Сеятель бурь, стр. 28

– Лис, а ведь ты, похоже, прав! – Я хлопнул себя ладонью по ноге. – Как я раньше не додумался! Вспомни лагерь на Миссисипи, где Бонапарт рассказывал о юношеском заговоре, в который играли курсанты Бреенской школы.

– Ага-ага, – обрадованно заторопил меня Лис, – это то, как он себя без лишней скромности Цезарем прозвал?

– Как показала жизнь, скромность ему как раз была совершенно ни к чему. Но речь о другом. Я подозреваю, что Север – это прозвище все из той же Бреенской школы.

– С чего бы это вдруг? – не понимая логики моих построений, удивился Сергей. – Где Цезарь, а где Север?

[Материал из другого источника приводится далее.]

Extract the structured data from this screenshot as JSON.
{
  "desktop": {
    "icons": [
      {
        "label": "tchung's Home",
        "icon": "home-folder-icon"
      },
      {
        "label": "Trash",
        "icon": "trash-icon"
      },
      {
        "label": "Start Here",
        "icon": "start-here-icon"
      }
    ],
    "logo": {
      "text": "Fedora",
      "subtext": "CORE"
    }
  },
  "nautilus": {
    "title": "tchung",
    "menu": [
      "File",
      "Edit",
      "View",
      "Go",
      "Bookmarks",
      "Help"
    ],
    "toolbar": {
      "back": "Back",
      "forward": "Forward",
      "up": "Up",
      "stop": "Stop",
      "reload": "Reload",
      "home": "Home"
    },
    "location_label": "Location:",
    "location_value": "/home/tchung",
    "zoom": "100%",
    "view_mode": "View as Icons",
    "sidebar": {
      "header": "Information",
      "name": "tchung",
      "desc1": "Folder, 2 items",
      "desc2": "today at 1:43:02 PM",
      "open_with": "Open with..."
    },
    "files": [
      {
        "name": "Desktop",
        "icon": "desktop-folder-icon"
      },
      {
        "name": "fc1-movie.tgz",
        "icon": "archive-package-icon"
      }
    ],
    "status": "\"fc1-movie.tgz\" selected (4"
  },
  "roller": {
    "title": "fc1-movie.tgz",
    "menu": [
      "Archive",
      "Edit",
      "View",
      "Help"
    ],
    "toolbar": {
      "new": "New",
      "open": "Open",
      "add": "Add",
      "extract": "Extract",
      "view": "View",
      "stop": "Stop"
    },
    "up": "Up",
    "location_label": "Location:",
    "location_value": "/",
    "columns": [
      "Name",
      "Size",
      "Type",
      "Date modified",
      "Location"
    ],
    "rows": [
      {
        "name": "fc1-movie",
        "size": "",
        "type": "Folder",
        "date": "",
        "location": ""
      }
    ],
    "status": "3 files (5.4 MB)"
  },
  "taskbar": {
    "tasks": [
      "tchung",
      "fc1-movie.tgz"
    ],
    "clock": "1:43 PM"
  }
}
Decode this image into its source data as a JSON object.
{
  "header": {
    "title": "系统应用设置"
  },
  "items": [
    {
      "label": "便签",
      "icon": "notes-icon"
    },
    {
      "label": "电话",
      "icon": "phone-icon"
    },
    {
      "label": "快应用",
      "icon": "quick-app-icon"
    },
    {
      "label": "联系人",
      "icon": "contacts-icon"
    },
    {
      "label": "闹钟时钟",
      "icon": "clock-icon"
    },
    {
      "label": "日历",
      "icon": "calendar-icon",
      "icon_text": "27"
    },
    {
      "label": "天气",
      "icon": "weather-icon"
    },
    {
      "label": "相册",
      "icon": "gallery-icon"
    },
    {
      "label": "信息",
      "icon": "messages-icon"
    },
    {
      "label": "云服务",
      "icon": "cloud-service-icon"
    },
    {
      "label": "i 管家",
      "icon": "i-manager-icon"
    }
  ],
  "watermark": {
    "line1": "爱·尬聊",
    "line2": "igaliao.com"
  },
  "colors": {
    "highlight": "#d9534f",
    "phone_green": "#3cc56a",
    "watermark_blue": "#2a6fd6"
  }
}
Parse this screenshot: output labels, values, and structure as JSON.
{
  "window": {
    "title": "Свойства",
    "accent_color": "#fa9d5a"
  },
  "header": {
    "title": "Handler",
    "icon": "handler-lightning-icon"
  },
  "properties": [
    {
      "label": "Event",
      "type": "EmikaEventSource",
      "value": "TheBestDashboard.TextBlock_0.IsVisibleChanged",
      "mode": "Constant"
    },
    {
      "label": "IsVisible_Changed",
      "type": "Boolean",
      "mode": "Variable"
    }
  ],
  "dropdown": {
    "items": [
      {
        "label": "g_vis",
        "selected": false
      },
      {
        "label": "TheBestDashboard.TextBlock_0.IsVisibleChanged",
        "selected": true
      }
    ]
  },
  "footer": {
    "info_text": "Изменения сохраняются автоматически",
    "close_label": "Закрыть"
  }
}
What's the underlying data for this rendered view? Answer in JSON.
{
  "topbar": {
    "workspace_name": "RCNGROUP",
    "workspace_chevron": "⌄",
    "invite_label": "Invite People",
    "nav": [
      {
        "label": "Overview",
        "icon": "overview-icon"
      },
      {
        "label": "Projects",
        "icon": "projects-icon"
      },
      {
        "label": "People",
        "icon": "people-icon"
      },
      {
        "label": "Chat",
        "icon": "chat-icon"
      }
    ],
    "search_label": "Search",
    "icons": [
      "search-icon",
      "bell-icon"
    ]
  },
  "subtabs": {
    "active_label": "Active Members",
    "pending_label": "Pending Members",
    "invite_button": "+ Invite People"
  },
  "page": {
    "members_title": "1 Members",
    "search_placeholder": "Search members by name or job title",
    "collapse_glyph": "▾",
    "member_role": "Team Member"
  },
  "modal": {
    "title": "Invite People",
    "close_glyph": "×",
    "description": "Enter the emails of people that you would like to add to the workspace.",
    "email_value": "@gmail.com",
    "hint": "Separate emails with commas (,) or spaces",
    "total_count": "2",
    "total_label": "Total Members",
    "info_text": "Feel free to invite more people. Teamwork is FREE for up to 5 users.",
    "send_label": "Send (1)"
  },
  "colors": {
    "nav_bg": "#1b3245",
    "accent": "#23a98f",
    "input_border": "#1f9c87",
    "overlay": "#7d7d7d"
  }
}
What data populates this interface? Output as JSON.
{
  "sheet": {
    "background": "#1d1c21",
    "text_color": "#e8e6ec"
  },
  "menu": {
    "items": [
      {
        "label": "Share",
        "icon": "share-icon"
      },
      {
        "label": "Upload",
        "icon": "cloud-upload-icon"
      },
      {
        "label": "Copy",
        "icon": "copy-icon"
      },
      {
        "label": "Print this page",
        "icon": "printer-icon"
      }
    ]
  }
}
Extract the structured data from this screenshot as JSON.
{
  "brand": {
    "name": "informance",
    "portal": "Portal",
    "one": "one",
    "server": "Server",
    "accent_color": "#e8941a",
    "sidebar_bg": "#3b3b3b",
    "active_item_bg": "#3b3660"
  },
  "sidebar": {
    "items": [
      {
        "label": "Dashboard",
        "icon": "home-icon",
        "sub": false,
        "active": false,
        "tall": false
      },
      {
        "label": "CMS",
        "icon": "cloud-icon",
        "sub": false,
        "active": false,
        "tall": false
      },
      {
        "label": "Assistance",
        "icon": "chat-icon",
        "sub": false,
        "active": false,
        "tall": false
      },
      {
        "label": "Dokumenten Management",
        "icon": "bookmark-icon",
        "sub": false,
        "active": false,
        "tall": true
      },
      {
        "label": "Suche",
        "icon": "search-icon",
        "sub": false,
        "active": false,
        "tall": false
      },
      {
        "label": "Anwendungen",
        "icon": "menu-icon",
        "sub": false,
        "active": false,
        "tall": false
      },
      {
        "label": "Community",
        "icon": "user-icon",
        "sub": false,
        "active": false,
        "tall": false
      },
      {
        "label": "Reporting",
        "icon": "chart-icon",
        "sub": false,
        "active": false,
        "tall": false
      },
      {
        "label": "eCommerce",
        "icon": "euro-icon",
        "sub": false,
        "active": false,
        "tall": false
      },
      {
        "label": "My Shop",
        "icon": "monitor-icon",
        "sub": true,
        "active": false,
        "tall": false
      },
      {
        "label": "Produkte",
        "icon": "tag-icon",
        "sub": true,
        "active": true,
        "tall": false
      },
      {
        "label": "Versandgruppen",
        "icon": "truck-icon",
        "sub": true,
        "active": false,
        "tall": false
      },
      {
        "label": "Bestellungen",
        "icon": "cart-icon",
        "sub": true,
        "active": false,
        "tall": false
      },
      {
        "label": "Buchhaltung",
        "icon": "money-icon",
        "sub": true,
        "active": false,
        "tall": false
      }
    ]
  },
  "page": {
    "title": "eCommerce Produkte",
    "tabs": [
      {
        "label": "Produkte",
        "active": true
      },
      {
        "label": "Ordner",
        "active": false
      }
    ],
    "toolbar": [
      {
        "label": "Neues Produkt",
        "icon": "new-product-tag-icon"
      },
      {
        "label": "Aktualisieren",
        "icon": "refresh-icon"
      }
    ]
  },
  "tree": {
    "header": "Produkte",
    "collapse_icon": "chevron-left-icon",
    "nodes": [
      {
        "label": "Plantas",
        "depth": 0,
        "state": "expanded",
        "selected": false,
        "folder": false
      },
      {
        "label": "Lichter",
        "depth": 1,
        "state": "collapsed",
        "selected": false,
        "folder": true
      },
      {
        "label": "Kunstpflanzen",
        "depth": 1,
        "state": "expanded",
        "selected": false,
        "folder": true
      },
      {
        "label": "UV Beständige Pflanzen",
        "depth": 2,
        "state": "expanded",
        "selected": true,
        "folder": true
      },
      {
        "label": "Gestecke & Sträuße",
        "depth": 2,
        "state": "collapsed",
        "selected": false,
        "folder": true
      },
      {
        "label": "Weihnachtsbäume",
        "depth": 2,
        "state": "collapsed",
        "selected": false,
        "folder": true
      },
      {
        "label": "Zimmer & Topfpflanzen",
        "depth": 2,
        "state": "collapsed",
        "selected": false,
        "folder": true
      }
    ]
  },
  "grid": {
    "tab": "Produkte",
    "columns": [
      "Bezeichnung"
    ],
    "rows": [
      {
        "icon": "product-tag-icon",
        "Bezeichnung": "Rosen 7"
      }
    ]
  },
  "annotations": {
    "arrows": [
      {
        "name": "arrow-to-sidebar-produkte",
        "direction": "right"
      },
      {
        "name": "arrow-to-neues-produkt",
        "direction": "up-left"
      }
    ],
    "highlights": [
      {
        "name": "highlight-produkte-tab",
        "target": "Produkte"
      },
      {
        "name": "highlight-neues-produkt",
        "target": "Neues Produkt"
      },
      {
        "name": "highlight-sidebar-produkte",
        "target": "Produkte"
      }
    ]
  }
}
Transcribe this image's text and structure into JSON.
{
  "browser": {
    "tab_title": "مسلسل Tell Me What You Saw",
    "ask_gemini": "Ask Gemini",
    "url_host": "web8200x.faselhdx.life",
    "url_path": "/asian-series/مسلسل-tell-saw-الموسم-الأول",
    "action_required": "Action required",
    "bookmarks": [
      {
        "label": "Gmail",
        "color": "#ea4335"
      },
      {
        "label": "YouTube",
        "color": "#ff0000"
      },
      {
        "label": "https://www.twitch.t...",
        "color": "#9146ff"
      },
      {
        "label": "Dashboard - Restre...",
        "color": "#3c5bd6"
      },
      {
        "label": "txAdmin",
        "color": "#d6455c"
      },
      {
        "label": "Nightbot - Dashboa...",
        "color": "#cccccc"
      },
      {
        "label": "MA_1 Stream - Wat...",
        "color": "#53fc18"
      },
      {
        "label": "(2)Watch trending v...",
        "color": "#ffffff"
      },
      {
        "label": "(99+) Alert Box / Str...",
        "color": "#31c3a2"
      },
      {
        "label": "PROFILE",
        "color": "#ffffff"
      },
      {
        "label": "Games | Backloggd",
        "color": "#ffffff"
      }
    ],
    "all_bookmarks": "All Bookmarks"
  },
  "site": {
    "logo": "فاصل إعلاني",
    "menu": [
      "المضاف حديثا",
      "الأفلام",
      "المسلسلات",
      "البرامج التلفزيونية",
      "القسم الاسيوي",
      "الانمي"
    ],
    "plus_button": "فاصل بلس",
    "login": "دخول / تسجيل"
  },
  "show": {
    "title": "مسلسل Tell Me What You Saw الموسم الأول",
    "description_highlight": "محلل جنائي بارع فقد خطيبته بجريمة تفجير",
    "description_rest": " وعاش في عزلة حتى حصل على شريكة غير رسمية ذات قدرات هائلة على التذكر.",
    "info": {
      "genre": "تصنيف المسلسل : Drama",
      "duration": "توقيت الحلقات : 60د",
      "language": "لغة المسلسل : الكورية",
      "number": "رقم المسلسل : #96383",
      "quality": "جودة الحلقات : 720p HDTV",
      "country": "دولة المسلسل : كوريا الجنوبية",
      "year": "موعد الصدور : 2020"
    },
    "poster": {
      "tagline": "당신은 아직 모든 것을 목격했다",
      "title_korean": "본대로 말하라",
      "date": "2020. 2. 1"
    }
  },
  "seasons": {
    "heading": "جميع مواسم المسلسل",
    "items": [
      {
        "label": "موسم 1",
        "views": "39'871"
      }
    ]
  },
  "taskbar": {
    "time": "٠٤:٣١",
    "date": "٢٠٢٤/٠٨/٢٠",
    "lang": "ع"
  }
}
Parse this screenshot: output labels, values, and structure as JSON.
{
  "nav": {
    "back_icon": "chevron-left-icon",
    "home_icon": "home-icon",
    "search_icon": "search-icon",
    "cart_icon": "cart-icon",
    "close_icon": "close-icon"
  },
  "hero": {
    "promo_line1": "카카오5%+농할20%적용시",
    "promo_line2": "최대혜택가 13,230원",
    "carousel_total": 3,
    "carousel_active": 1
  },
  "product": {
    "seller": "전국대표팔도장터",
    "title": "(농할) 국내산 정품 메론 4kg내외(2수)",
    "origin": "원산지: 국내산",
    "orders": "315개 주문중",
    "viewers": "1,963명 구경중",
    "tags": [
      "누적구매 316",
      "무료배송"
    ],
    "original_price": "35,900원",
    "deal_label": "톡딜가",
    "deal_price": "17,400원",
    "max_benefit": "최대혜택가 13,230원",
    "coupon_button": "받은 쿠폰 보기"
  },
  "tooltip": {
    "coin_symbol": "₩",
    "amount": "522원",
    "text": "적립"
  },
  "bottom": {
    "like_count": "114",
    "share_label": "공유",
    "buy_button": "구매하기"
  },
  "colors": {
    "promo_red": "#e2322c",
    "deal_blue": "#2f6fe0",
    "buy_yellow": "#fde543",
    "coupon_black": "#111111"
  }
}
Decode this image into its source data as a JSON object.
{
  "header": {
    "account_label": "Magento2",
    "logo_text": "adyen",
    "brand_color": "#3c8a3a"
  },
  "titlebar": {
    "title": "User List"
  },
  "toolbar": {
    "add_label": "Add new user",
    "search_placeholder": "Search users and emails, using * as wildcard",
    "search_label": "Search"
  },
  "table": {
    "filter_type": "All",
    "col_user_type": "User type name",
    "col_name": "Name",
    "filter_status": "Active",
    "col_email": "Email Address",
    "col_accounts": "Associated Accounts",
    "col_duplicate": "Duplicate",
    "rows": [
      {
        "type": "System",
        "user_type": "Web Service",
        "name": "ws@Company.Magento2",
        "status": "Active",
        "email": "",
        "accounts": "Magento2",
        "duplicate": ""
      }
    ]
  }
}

– Север там же, где и прежде, – успокоил я друга, – но здесь, по всей видимости, речь идет не о географическом понятии, а о римском императоре Септимии Севере, известном военачальнике и энергичном государственном деятеле. Он был основателем целой династии Северов, но, вероятнее всего, речь идет о нем, а не о ком-либо из его потомков.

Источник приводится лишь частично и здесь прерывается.